En Tunisie, le transport ferroviaire de phosphates a repris vendredi. La Compagnie des phosphates de Gafsa peut-elle être sauvée, comme le souhaite le président tunisien Kaïs Saïed ?
C’était l’un des dossiers chauds de la présidence tunisienne. L’ancien fleuron de l’industrie nationale, la Compagnie des phosphates de Gafsa, a perdu au fil des ans de son lustre d’antan. Jusqu’à, après une dizaine d’années, connaître une crise sans précédent et s’écrouler sous le poids des nombreux mouvements sociaux. Un drame, autant économique que social. Car avec 30 000 employés — contre 8 000 en 2010, la CPG nourrit de nombreux foyers dans la région de Gafsa. Mais le secteur tunisien du phosphate a largement perdu de sa superbe : alors qu’il représentait 4 % du PIB tunisien, le phosphate a connu un arrêt brutal.
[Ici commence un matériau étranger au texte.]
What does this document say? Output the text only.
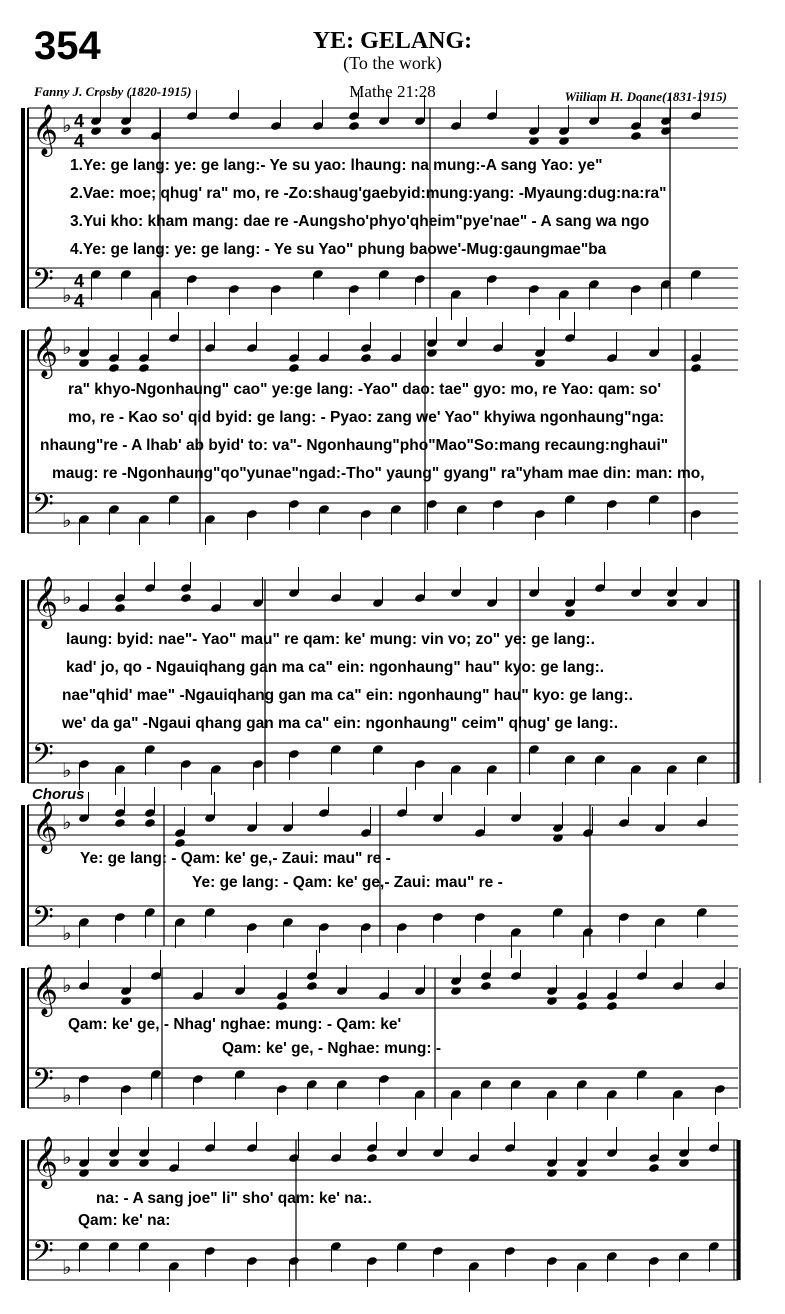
354	YE: GELANG:
(To the work)
Fanny J. Crosby (1820-1915)	Mathe 21:28	Wiiliam H. Doane(1831-1915)
𝄞 ♭ 4
4
𝄢 ♭
4
4
𝄞 ♭
𝄢 ♭
𝄞 ♭
𝄢 ♭
𝄞 ♭
𝄢 ♭
𝄞 ♭
𝄢 ♭
𝄞 ♭
𝄢 ♭
1.Ye: ge lang: ye: ge lang:- Ye su yao: lhaung: na mung:-A sang Yao: ye"
2.Vae: moe; qhug' ra" mo, re -Zo:shaug'gaebyid:mung:yang: -Myaung:dug:na:ra"
3.Yui kho: kham mang: dae re -Aungsho'phyo'qheim"pye'nae" - A sang wa ngo
4.Ye: ge lang: ye: ge lang: - Ye su Yao" phung baowe'-Mug:gaungmae"ba
ra" khyo-Ngonhaung" cao" ye:ge lang: -Yao" dao: tae" gyo: mo, re Yao: qam: so'
mo, re - Kao so' qid byid: ge lang: - Pyao: zang we' Yao" khyiwa ngonhaung"nga:
nhaung"re - A lhab' ab byid' to: va"- Ngonhaung"pho"Mao"So:mang recaung:nghaui"
maug: re -Ngonhaung"qo"yunae"ngad:-Tho" yaung" gyang" ra"yham mae din: man: mo,
laung: byid: nae"- Yao" mau" re qam: ke' mung: vin vo; zo" ye: ge lang:.
kad' jo, qo - Ngauiqhang gan ma ca" ein: ngonhaung" hau" kyo: ge lang:.
nae"qhid' mae" -Ngauiqhang gan ma ca" ein: ngonhaung" hau" kyo: ge lang:.
we' da ga" -Ngaui qhang gan ma ca" ein: ngonhaung" ceim" qhug' ge lang:.
Chorus
Ye: ge lang: - Qam: ke' ge,- Zaui: mau" re -
Ye: ge lang: - Qam: ke' ge,- Zaui: mau" re -
Qam: ke' ge, - Nhag' nghae: mung: - Qam: ke'
Qam: ke' ge, - Nghae: mung: -
na: - A sang joe" li" sho' qam: ke' na:.
Qam: ke' na:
De plus de 8 millions de tonnes produites en 2011, la CPG tourne à une moyenne de 3 millions de tonnes annuelles en ce moment. La faute à une gestion catastrophique de l’Etat…
Les grèves ont longtemps paralysé, ces dernières années, les sites de la CPG. Avec 21 000 embauches depuis 2011, le gouvernement post-révolution a voulu acheter la paix sociale, qui s’est rapidement transformée en bataille entre syndicats et Etat. Selon une enquête publiée par Reuters en 2018, sur 14 000 jours de production possibles dans ses cinq mines, entre 2011 et 2018, les employés n’avaient travaillé que 4 500 jours. En 2020, la Tunisie avait même dû importer du phosphate d’Algérie. Une première, et surtout un comble, pour un pays qui dispose de ressources largement suffisantes en termes de phosphates.
Une redistribution des bénéfices inéquitable ?
Après avoir pris les pleins pouvoirs ces derniers jours, le président tunisien Kaïs Saïed a rapidement indiqué vouloir s’attaquer au dossier du phosphate. Un travail de titan : jamais un gouvernement depuis 2011 n’a réussi à régler le problème. Ce lundi 2 aout, Kaïs Saïed s’est félicité de la reprise du transport du phosphate, par chemin de fer, à partir de vendredi dernier. Mais pour le chef de l’Etat, les problèmes de la CPG et de tout le secteur sont principalement dus à la corruption. Saïed a promis des sanctions contre ces personnes derrière le blocage de la production de phosphate. Un député aurait d’ailleurs déjà été placé en détention dans ce dossier.
Mais ce que semble occulter Kaïs Saïed, c’est que la corruption n’est pas le seul problème à l’origine des blocages. Les populations de la région de Gafsa jugent en effet inéquitable la redistribution des bénéfices engendrés par le phosphate. Avec un taux de chômage dépassant les 25 %, Gafsa demande plus d’emplois et d’infrastructures. La CPG et l’Etat sont pointés du doigt pour avoir recruté des candidats dans d’autres gouvernorats. Et alors que l’entreprise étatique choyait autrefois ses populations, en termes de santé, d’éducation et de transports, les habitants sentent aujourd’hui la manne financière du phosphate leur échapper. La CPG n’investit plus dans les infrastructures régionales. Un coup dur pour les populations de Gafsa, qui ne récoltent désormais plus qu’une terrible pollution.
Après une longue fuite en avant de l’exécutif, Kaïs Saïed espère bien une relance de la CPG sur la durée. Il devra, pour se faire, entamer des discussions avec l’UGTT, la principale centrale syndicale du pays. Il devra aussi avoir une vision plus large que la simple poursuite des activités de la CPG : l’agriculture et le tourisme vert, deux secteurs sur lesquels voulait miser le gouvernement fin 2020, sont les principales victimes de la pollution du phosphate. Le futur gouvernement devra, s’il veut régler ce dossier, régler en parallèle la situation environnementale et la grogne sociale. Reste également à savoir si une privatisation sera, à un moment, envisagée par l’Etat qui semble se réveiller et découvrir que ses ex-fleurons, de la CPG à Tunisair, lui ont causé plus de torts que d’avantages depuis 2011.